To use the analogy of a game of poker, the Fed has gone all in. In the UK, chancellor Rishi Sunak said the government will do “whatever it takes” whilst launching a £350bn package of loans and grants to businesses. Fighting talk indeed.

Market moves

2) Stock markets don’t move in sync with economic data. Markets are generally forward looking in nature hence the FTSE reading today is looking at least six to twelve months into the future.

If there is one thing that is certain it’s that there will be some degree of economic recovery following months of draconian lockdown measures.

Whether the snap back is as robust as some are predicting, the so-called V shape recession, remains to be seen. A Nike “swoosh” may be a much more plausible scenario in our view.
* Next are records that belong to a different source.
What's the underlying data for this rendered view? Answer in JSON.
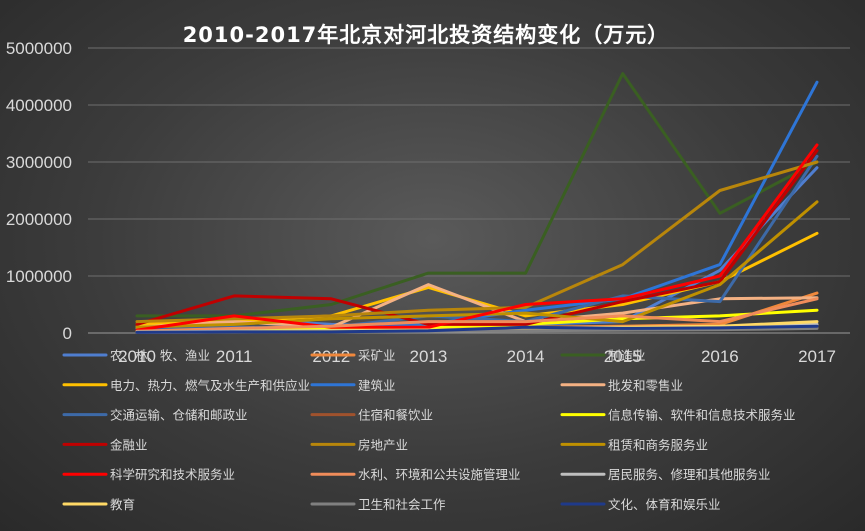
{
  "chart_data": {
    "type": "line",
    "title": "2010-2017年北京对河北投资结构变化（万元）",
    "categories": [
      "2010",
      "2011",
      "2012",
      "2013",
      "2014",
      "2015",
      "2016",
      "2017"
    ],
    "ylim": [
      0,
      5000000
    ],
    "yticks": [
      "5000000",
      "4000000",
      "3000000",
      "2000000",
      "1000000",
      "0"
    ],
    "ytick_values": [
      5000000,
      4000000,
      3000000,
      2000000,
      1000000,
      0
    ],
    "grid": true,
    "legend_position": "bottom",
    "series": [
      {
        "name": "农、林、牧、渔业",
        "color": "#4f7ed0",
        "values": [
          80000,
          250000,
          150000,
          100000,
          150000,
          200000,
          1100000,
          2900000
        ]
      },
      {
        "name": "采矿业",
        "color": "#f0883c",
        "values": [
          30000,
          50000,
          60000,
          80000,
          100000,
          120000,
          150000,
          700000
        ]
      },
      {
        "name": "制造业",
        "color": "#3a5f22",
        "values": [
          300000,
          300000,
          500000,
          1050000,
          1050000,
          4550000,
          2100000,
          3000000
        ]
      },
      {
        "name": "电力、热力、燃气及水生产和供应业",
        "color": "#ffc000",
        "values": [
          150000,
          200000,
          300000,
          800000,
          300000,
          500000,
          900000,
          1750000
        ]
      },
      {
        "name": "建筑业",
        "color": "#2e75d6",
        "values": [
          40000,
          80000,
          100000,
          150000,
          400000,
          600000,
          1200000,
          4400000
        ]
      },
      {
        "name": "批发和零售业",
        "color": "#f4b183",
        "values": [
          100000,
          200000,
          100000,
          850000,
          200000,
          350000,
          600000,
          620000
        ]
      },
      {
        "name": "交通运输、仓储和邮政业",
        "color": "#3d6aa8",
        "values": [
          50000,
          100000,
          100000,
          300000,
          200000,
          650000,
          550000,
          3100000
        ]
      },
      {
        "name": "住宿和餐饮业",
        "color": "#a0522d",
        "values": [
          10000,
          20000,
          30000,
          40000,
          50000,
          60000,
          80000,
          100000
        ]
      },
      {
        "name": "信息传输、软件和信息技术服务业",
        "color": "#ffff00",
        "values": [
          20000,
          50000,
          80000,
          100000,
          150000,
          250000,
          300000,
          400000
        ]
      },
      {
        "name": "金融业",
        "color": "#c00000",
        "values": [
          150000,
          650000,
          600000,
          150000,
          150000,
          550000,
          900000,
          3200000
        ]
      },
      {
        "name": "房地产业",
        "color": "#b8860b",
        "values": [
          200000,
          250000,
          300000,
          400000,
          450000,
          1200000,
          2500000,
          3000000
        ]
      },
      {
        "name": "租赁和商务服务业",
        "color": "#bf9000",
        "values": [
          100000,
          150000,
          250000,
          300000,
          350000,
          200000,
          850000,
          2300000
        ]
      },
      {
        "name": "科学研究和技术服务业",
        "color": "#ff0000",
        "values": [
          50000,
          300000,
          100000,
          100000,
          500000,
          600000,
          1000000,
          3300000
        ]
      },
      {
        "name": "水利、环境和公共设施管理业",
        "color": "#f08c5a",
        "values": [
          30000,
          80000,
          120000,
          200000,
          200000,
          300000,
          200000,
          600000
        ]
      },
      {
        "name": "居民服务、修理和其他服务业",
        "color": "#bfbfbf",
        "values": [
          20000,
          30000,
          40000,
          50000,
          60000,
          70000,
          100000,
          150000
        ]
      },
      {
        "name": "教育",
        "color": "#ffd966",
        "values": [
          10000,
          20000,
          30000,
          50000,
          80000,
          100000,
          120000,
          200000
        ]
      },
      {
        "name": "卫生和社会工作",
        "color": "#808080",
        "values": [
          10000,
          15000,
          20000,
          30000,
          40000,
          50000,
          60000,
          80000
        ]
      },
      {
        "name": "文化、体育和娱乐业",
        "color": "#1f3a8a",
        "values": [
          10000,
          20000,
          20000,
          40000,
          100000,
          80000,
          90000,
          120000
        ]
      }
    ]
  }
}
3) Interest rates have been slashed and excess liquidity is looking for a home.

Not that long ago the pathway for future interest rates seemed to be up rather than down.

Coupled with central banks pumping liquidity into the system, near-zero rates mean a wall of ultra-cheap money looking for a home.

The argument is that at least part of this excess cash is finding its way into equities.

In the US in particular, the day trader is back with a vengeance and there is undoubtedly an element of speculation going on in certain stocks.

Why else would the stock price of Hertz, a car rental business that declared bankruptcy in the US in May, have risen by over five-fold during the first few days of June?